Dem Prinzen hatte ihre Weigerung, sich zu vermählen, gefallen, dieselbe steigerte zugleich sein Verlangen, sich bald ihrer Nähe wieder erfreuen zu können, und so war er bedacht, seine Vermählung zu beeilen. Kaum einen Monat nach derselben begrüßte er die Geliebte in der jetzt mit großer Pracht ausgestatteten Villa. Trotz des Besitzes einer neuen Gattin fühlte sich der Prinz durch Mariane im höchsten Grade entzückt, da sie ihm noch vielfach reizender als früher erschien, indem sie die gewonnene geistige Ausbildung sehr vortheilhaft zu benutzen verstand. Wenige Wochen des Umgangs mit ihr reichten hin, ihn ihrer Herrschaft ganz und gar unterzuordnen; denn das Mädchen hatte sich nicht nur körperlich ausgebildet, sondern auch alle diejenigen Künste angeeignet, welche dem Prinzen ganz besonders gefielen und ihr einen leichten Sieg über den Schwächling und Sinnenmenschen gaben.
Da die Gemahlin des Letzteren die Liaison ihres Gatten nicht beachtete, so übersah auch der Fürst dieselbe, durch das eheliche Verhältniß seines Neffen durchaus zufrieden gestellt.
Daß Mühlfels fortan in noch erhöhterem Maß des Prinzen Freundschaft genoß, darf kaum bemerkt werden; der Fürst verlieh ihm zwar einen höheren Militärrang, suchte ihn jedoch von sich fern zu halten und beehrte ihn niemals durch eine Ansprache.

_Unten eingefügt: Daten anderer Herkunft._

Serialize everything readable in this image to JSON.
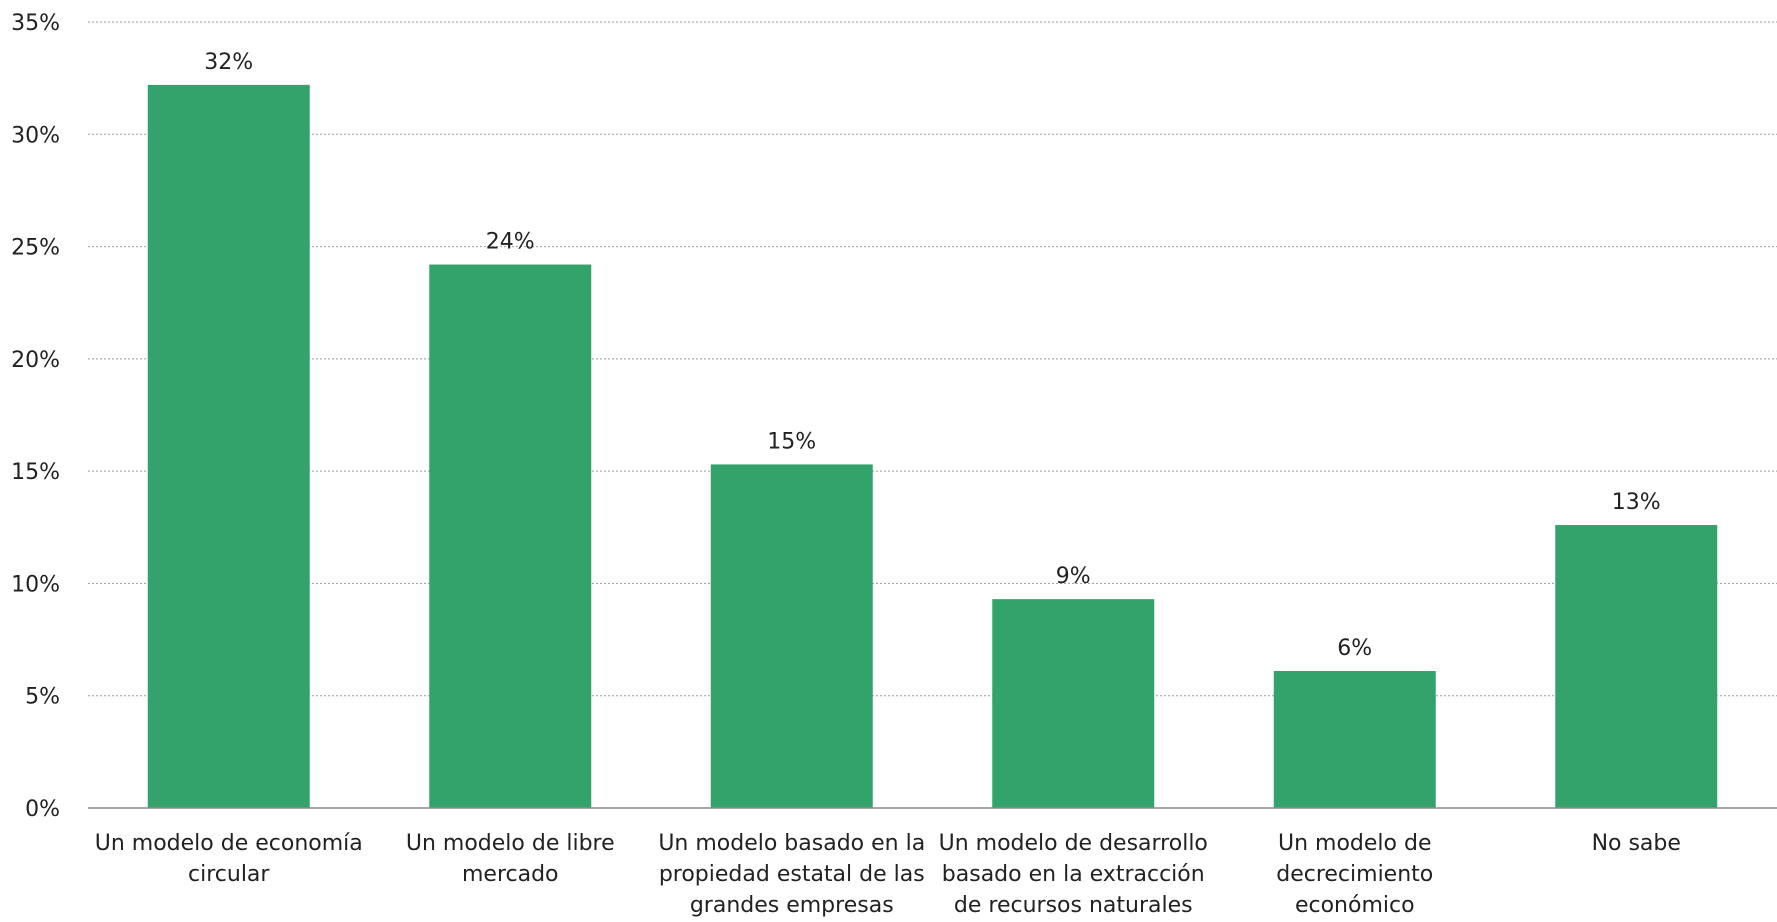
{
  "chart_data": {
    "type": "bar",
    "title": "",
    "xlabel": "",
    "ylabel": "",
    "categories": [
      [
        "Un modelo de economía",
        "circular"
      ],
      [
        "Un modelo de libre",
        "mercado"
      ],
      [
        "Un modelo basado en la",
        "propiedad estatal de las",
        "grandes empresas"
      ],
      [
        "Un modelo de desarrollo",
        "basado en la extracción",
        "de recursos naturales"
      ],
      [
        "Un modelo de",
        "decrecimiento",
        "económico"
      ],
      [
        "No sabe"
      ]
    ],
    "values": [
      32.2,
      24.2,
      15.3,
      9.3,
      6.1,
      12.6
    ],
    "data_labels": [
      "32%",
      "24%",
      "15%",
      "9%",
      "6%",
      "13%"
    ],
    "ylim": [
      0,
      35
    ],
    "yticks": [
      0,
      5,
      10,
      15,
      20,
      25,
      30,
      35
    ],
    "ytick_labels": [
      "0%",
      "5%",
      "10%",
      "15%",
      "20%",
      "25%",
      "30%",
      "35%"
    ],
    "grid": true,
    "legend": "none",
    "bar_color": "#34a36b"
  }
}
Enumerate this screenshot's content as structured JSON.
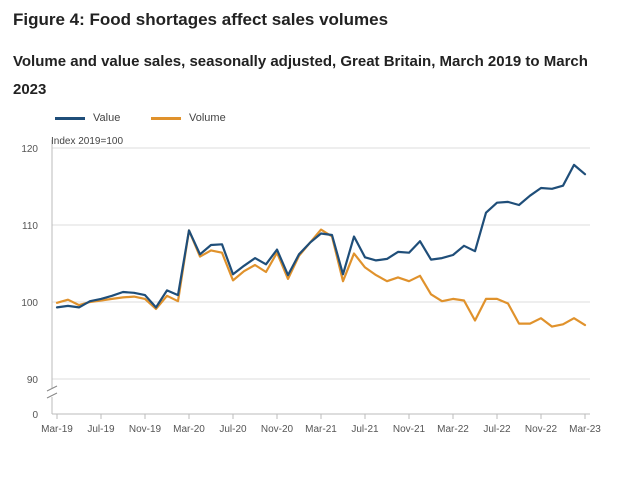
{
  "header": {
    "title": "Figure 4: Food shortages affect sales volumes",
    "subtitle": "Volume and value sales, seasonally adjusted, Great Britain, March 2019 to March 2023"
  },
  "legend": [
    {
      "name": "Value",
      "color": "#1f4e79"
    },
    {
      "name": "Volume",
      "color": "#e0922c"
    }
  ],
  "chart_data": {
    "type": "line",
    "title": "Figure 4: Food shortages affect sales volumes",
    "ylabel": "Index 2019=100",
    "xlabel": "",
    "ylim": [
      90,
      120
    ],
    "y_break_to": 0,
    "y_ticks": [
      120,
      110,
      100,
      90
    ],
    "y_zero_label": "0",
    "x": [
      "Mar-19",
      "Apr-19",
      "May-19",
      "Jun-19",
      "Jul-19",
      "Aug-19",
      "Sep-19",
      "Oct-19",
      "Nov-19",
      "Dec-19",
      "Jan-20",
      "Feb-20",
      "Mar-20",
      "Apr-20",
      "May-20",
      "Jun-20",
      "Jul-20",
      "Aug-20",
      "Sep-20",
      "Oct-20",
      "Nov-20",
      "Dec-20",
      "Jan-21",
      "Feb-21",
      "Mar-21",
      "Apr-21",
      "May-21",
      "Jun-21",
      "Jul-21",
      "Aug-21",
      "Sep-21",
      "Oct-21",
      "Nov-21",
      "Dec-21",
      "Jan-22",
      "Feb-22",
      "Mar-22",
      "Apr-22",
      "May-22",
      "Jun-22",
      "Jul-22",
      "Aug-22",
      "Sep-22",
      "Oct-22",
      "Nov-22",
      "Dec-22",
      "Jan-23",
      "Feb-23",
      "Mar-23"
    ],
    "x_tick_labels": [
      {
        "index": 0,
        "label": "Mar-19"
      },
      {
        "index": 4,
        "label": "Jul-19"
      },
      {
        "index": 8,
        "label": "Nov-19"
      },
      {
        "index": 12,
        "label": "Mar-20"
      },
      {
        "index": 16,
        "label": "Jul-20"
      },
      {
        "index": 20,
        "label": "Nov-20"
      },
      {
        "index": 24,
        "label": "Mar-21"
      },
      {
        "index": 28,
        "label": "Jul-21"
      },
      {
        "index": 32,
        "label": "Nov-21"
      },
      {
        "index": 36,
        "label": "Mar-22"
      },
      {
        "index": 40,
        "label": "Jul-22"
      },
      {
        "index": 44,
        "label": "Nov-22"
      },
      {
        "index": 48,
        "label": "Mar-23"
      }
    ],
    "series": [
      {
        "name": "Value",
        "color": "#1f4e79",
        "values": [
          99.3,
          99.5,
          99.3,
          100.1,
          100.4,
          100.8,
          101.3,
          101.2,
          100.9,
          99.3,
          101.5,
          100.9,
          109.3,
          106.2,
          107.4,
          107.5,
          103.6,
          104.7,
          105.7,
          104.9,
          106.8,
          103.5,
          106.2,
          107.7,
          108.9,
          108.7,
          103.6,
          108.5,
          105.8,
          105.4,
          105.6,
          106.5,
          106.4,
          107.9,
          105.5,
          105.7,
          106.1,
          107.3,
          106.6,
          111.6,
          112.9,
          113.0,
          112.6,
          113.8,
          114.8,
          114.7,
          115.1,
          117.8,
          116.6
        ]
      },
      {
        "name": "Volume",
        "color": "#e0922c",
        "values": [
          99.9,
          100.3,
          99.6,
          100.0,
          100.2,
          100.4,
          100.6,
          100.7,
          100.4,
          99.1,
          100.8,
          100.1,
          109.3,
          105.9,
          106.7,
          106.4,
          102.8,
          104.0,
          104.8,
          103.9,
          106.4,
          103.0,
          106.0,
          107.7,
          109.4,
          108.5,
          102.7,
          106.3,
          104.5,
          103.5,
          102.7,
          103.2,
          102.7,
          103.4,
          101.0,
          100.1,
          100.4,
          100.2,
          97.6,
          100.4,
          100.4,
          99.8,
          97.2,
          97.2,
          97.9,
          96.8,
          97.1,
          97.9,
          97.0
        ]
      }
    ]
  }
}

Er überließ es seinem Neffen, sich dereinst mit dem Baron abzufinden, was auch später in der glänzendsten Weise geschah. Nicht minder gütig erwies sich der Prinz gegen die Baronin, die er zur Oberhofmeisterin seiner neuen Gemahlin erhob. Zugleich trat die Baronin in ein vertrauliches Verhältniß zu Marianen, was der Prinz wünschte und wofür er sich allezeit sehr dankbar zeigte.
So erntete diese Dame den ihr gebührenden Lohn im vollsten Maß.
Wir kehren jetzt zu Sidonien zurück.
Sie hatte sich in ihrer Erwartung nicht getäuscht. Kaum lag das Palais und die Residenz hinter ihr, so athmete sie beruhigter und freier auf. Mit Wonne sog sie die linden Frühlingslüfte ein, welche zu ihr drangen. Vor Allem war es das Gefühl der Freiheit, das sie mit wunderbarer Kraft durchdrang.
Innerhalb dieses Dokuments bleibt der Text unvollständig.